Sosyal medyada bir video dolaşıyor; ilkokul birinci sınıf öğrencileri, rap müziği ritmi eşliğinde şu şarkıyı söylüyorlar: "Cumhuriyet kuruldu, 29 Ekim'de. Meclis açıldı, 1920'de. Çanakkale Savaşı, 18 Mart. Atatürk doğdu Selanik'te… Sonbahar, kış, ilkbahar, yaz. Dört tane mevsim, haydi defterine yaz. Bir yılda 12 ay. Haydi durma say. Say, say, say, say… Ocak, Şubat, Mart, Nisan, Mayıs, Haziran… Durma haydi devam. Temmuz, Ağustos, Eylül, Ekim, Kasım, Aralık. Liste hayli kabarık. Ben 1. sınıfım. Okurum, yazarım. Şehitlerimi anarım, herkese saygılıyım. Göklerde dalgalanır gururla bayrağım. İstanbul Esenler, işte ben buradayım."
İşte eğitimde fark yaratmak bu. Bu farkı yaratan pahalı bir kolejin öğretmeni değil. Adı: Ahmet Naç. İstanbul Esenler'deki Mehmet Akif Ersoy İlkokulu'nda öğretmen. Aljazeera Türk'ten Umay Aktaş Salman, Ahmet Naç'ı okulunda ziyaret etmiş. Ahmet Öğretmen, öğrencilerine sadece rap müzikle ders öğretmiyor; elinde fırçasıyla 1-E sınıfını rengarenk boyamış. Okulda kütüphane, resim atölyesi, spor salonu yok. Ancak Ahmet Öğretmen, okul bahçesini resim atölyesine çevirmiş, velilerden destek alarak ilkel lastikten yaptığı ilkel bir filenin etrafında öğrencilere tenis öğretmiş. Fakir bir okulda böylesine istekli, yaratıcı bir öğretmeni görünce veliler de kolları sıvamış; anneler, beden derslerinin öncesinde her hafta okula gelerek, tenis filesini ve basketbol potalarını kuruyorlarmış. Üşenmeden ağır malzemeleri depodan bahçeye taşıyorlarmış.

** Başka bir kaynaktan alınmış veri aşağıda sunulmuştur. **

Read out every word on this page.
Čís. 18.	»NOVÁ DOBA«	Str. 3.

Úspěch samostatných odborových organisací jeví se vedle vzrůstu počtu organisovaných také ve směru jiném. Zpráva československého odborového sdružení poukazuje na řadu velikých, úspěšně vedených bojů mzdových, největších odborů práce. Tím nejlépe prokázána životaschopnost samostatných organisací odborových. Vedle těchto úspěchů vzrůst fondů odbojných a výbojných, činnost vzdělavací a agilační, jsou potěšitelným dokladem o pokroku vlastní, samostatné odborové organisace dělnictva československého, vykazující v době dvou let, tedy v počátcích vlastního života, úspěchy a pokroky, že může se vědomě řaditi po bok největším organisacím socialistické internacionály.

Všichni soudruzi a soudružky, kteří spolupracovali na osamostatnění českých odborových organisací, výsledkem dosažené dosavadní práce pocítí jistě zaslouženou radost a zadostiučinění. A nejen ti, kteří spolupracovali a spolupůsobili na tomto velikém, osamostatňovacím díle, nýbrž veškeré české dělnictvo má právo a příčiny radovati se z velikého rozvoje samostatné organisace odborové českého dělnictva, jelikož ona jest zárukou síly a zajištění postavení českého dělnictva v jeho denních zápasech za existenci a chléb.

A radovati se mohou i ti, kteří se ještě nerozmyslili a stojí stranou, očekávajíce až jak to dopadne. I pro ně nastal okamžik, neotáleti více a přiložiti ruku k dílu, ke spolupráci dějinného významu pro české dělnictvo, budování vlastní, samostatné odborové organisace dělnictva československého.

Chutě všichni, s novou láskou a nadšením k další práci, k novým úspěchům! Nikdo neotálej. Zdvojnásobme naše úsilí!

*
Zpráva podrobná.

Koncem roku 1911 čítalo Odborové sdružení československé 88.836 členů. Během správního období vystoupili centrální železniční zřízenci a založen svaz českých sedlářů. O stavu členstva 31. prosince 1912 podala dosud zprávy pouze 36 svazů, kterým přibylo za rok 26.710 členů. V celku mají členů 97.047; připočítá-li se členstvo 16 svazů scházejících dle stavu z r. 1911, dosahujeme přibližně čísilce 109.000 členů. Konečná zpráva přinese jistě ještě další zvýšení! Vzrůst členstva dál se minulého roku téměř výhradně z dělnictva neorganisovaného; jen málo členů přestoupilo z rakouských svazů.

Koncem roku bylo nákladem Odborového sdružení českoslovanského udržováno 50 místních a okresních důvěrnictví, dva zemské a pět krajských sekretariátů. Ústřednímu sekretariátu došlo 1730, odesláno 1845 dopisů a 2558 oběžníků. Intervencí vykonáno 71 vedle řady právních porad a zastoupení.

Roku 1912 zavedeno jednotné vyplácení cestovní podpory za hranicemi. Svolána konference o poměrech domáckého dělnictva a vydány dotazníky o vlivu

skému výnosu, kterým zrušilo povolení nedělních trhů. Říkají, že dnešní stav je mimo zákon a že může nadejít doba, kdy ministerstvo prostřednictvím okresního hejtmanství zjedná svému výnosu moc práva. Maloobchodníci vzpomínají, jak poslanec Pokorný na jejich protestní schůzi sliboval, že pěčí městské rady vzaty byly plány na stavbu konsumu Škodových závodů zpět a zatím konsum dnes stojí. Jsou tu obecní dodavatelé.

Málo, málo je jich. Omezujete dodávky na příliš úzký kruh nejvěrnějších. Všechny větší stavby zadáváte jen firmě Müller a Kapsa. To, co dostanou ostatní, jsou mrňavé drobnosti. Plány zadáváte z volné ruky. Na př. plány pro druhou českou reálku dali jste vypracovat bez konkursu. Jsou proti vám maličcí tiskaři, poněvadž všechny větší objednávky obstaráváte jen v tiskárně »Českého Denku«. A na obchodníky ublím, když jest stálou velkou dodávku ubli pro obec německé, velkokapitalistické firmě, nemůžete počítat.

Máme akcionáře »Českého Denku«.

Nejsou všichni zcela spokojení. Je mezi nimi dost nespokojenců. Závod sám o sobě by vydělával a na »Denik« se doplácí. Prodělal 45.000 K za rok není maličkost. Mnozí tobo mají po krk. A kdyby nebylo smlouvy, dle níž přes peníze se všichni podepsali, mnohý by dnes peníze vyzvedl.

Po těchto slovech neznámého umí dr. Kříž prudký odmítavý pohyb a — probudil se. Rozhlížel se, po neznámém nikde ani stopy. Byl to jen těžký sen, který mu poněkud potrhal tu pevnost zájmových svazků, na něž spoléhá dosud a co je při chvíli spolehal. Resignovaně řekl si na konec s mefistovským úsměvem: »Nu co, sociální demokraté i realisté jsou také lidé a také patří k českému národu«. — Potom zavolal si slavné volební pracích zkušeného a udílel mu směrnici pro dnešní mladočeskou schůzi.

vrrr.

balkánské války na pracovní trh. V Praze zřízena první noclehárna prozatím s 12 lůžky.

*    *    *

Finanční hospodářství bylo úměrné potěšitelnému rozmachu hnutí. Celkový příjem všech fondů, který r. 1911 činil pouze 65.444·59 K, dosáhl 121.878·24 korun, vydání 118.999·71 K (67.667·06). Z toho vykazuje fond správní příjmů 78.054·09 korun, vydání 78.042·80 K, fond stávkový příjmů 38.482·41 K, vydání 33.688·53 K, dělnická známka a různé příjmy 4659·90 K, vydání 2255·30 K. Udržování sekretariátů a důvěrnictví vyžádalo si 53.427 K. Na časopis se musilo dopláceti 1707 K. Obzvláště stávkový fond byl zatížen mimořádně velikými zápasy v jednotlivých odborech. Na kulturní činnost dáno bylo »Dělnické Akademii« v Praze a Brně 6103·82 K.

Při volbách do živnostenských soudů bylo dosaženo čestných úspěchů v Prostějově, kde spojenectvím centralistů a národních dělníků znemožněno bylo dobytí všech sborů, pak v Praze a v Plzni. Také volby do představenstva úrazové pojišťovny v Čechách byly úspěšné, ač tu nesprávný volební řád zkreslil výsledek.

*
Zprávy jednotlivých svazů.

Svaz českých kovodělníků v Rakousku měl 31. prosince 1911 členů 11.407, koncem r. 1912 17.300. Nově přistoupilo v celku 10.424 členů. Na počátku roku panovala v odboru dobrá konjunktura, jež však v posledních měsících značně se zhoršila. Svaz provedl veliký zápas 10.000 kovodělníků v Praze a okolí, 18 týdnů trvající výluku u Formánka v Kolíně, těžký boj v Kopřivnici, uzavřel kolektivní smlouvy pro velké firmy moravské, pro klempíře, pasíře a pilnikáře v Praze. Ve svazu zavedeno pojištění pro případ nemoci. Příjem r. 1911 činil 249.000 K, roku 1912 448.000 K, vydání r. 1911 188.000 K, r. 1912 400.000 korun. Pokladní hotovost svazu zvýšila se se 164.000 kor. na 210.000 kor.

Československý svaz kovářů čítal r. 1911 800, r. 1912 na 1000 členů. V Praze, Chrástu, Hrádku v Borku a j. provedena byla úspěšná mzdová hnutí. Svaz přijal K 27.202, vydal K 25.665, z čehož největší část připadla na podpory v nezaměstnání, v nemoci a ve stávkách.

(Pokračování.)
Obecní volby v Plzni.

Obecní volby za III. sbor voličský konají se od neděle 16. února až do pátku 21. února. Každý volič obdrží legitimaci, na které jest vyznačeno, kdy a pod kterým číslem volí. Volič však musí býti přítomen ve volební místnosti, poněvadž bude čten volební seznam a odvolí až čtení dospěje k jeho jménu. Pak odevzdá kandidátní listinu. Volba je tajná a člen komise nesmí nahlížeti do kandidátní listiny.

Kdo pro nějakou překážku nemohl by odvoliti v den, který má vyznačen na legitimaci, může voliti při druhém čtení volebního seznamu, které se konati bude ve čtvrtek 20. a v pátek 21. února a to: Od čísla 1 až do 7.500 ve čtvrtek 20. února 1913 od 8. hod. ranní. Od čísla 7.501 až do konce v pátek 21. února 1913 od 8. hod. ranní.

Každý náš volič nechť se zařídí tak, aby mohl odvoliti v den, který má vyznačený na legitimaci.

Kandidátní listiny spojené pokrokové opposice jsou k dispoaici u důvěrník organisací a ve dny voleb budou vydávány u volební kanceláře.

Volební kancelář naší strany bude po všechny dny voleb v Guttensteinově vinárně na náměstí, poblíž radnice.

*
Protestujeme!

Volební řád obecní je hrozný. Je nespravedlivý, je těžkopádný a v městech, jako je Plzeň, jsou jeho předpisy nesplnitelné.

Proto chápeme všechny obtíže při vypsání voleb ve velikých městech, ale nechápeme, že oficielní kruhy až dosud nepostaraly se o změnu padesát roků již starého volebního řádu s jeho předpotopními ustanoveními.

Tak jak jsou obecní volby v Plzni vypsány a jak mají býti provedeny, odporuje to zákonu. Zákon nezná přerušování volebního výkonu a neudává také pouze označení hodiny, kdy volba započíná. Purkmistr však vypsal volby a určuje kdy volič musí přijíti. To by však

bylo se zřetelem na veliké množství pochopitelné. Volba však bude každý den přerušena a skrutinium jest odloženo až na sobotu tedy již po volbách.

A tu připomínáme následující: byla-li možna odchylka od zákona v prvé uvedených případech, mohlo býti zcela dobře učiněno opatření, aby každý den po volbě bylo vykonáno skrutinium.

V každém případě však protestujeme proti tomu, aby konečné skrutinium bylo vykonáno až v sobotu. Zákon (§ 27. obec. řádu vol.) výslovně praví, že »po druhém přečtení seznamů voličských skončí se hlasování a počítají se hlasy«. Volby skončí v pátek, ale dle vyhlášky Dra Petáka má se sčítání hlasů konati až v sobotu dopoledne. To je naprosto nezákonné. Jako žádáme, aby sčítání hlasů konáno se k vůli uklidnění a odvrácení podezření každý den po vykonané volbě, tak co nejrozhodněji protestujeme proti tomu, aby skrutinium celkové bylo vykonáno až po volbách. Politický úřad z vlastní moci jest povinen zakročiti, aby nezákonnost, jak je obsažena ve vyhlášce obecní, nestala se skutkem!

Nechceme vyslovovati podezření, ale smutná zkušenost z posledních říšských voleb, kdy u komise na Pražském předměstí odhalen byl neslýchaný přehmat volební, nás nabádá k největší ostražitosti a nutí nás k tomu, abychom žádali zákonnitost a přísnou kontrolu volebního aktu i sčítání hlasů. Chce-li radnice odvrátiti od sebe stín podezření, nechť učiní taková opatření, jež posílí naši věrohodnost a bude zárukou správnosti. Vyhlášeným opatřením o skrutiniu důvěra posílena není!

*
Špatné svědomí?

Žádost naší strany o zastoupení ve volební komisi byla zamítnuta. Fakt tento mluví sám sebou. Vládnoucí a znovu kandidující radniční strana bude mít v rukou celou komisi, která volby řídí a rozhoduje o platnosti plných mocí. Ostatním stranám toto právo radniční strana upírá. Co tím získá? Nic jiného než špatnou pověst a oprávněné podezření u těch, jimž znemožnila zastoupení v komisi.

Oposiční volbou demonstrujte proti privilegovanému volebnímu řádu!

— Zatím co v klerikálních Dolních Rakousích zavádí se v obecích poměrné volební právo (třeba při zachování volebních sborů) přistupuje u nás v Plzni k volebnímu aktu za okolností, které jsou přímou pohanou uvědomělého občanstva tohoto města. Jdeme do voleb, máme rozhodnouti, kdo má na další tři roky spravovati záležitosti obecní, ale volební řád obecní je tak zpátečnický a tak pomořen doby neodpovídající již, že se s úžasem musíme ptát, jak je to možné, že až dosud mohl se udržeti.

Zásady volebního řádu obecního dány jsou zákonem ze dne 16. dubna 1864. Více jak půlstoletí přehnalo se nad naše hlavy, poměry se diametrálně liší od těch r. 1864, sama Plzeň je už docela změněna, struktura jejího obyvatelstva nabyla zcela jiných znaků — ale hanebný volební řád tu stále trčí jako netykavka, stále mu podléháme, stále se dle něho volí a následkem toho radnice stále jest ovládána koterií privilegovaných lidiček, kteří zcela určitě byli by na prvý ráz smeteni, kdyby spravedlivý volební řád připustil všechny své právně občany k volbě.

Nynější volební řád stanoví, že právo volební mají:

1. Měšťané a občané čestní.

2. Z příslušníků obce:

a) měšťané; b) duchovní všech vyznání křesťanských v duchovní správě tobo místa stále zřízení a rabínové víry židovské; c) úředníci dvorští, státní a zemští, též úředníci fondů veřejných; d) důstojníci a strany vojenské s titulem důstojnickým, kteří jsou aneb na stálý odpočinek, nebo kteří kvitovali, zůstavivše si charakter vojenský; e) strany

Ve en önemlisi; Ahmet Öğretmen'in kendi sınıfında yarattığı büyük fark, diğer öğretmenleri de harekete geçirmiş, onlara ilham kaynağı olmuş.
Ahmet Öğretmen şöyle diyor: Burası Esenler diyebiliriz. Burası Bağcılar diyebiliriz. Görev süremizi doldurup buradan belki daha iyi bir yere gidebiliriz. Ama o zaman da gerçekten tam anlamıyla öğretmenlik yapmış olur muyuz? Bu aslında kaçmaktır, bahanelere sığınmaktır."
Ne yazık ki, ülkemizde birçok özel okulda bile öğretmen ve eğitim kalitesi düşük. Çocuğunuzu pahalı bir özel okula, adı çok duyulmuş bir devlet okuluna yollasanız da fark etmiyor; asıl önemli olan öğretmenin kalitesi. Ne yazık ki, 'Hababam Sınıfı'ndaki 'Mahmut Hoca' gibi idealist öğretmen ve müdürlerin sayısı hızla azalıyor ülkemizde. Eğitimde en büyük devrim, öğretmenlerimizin hayat standartlarını yükselterek mümkün olabilir. Elbette her şeyi de devletten bekleyemeyiz; Ahmet Naç gibi öğretmenlere ve ona destek olan velilere de ihtiyaç var.
İyi ki varsın Ahmet Naç; öğrencilerin, velilerin seninle ne kadar gurur duysa az.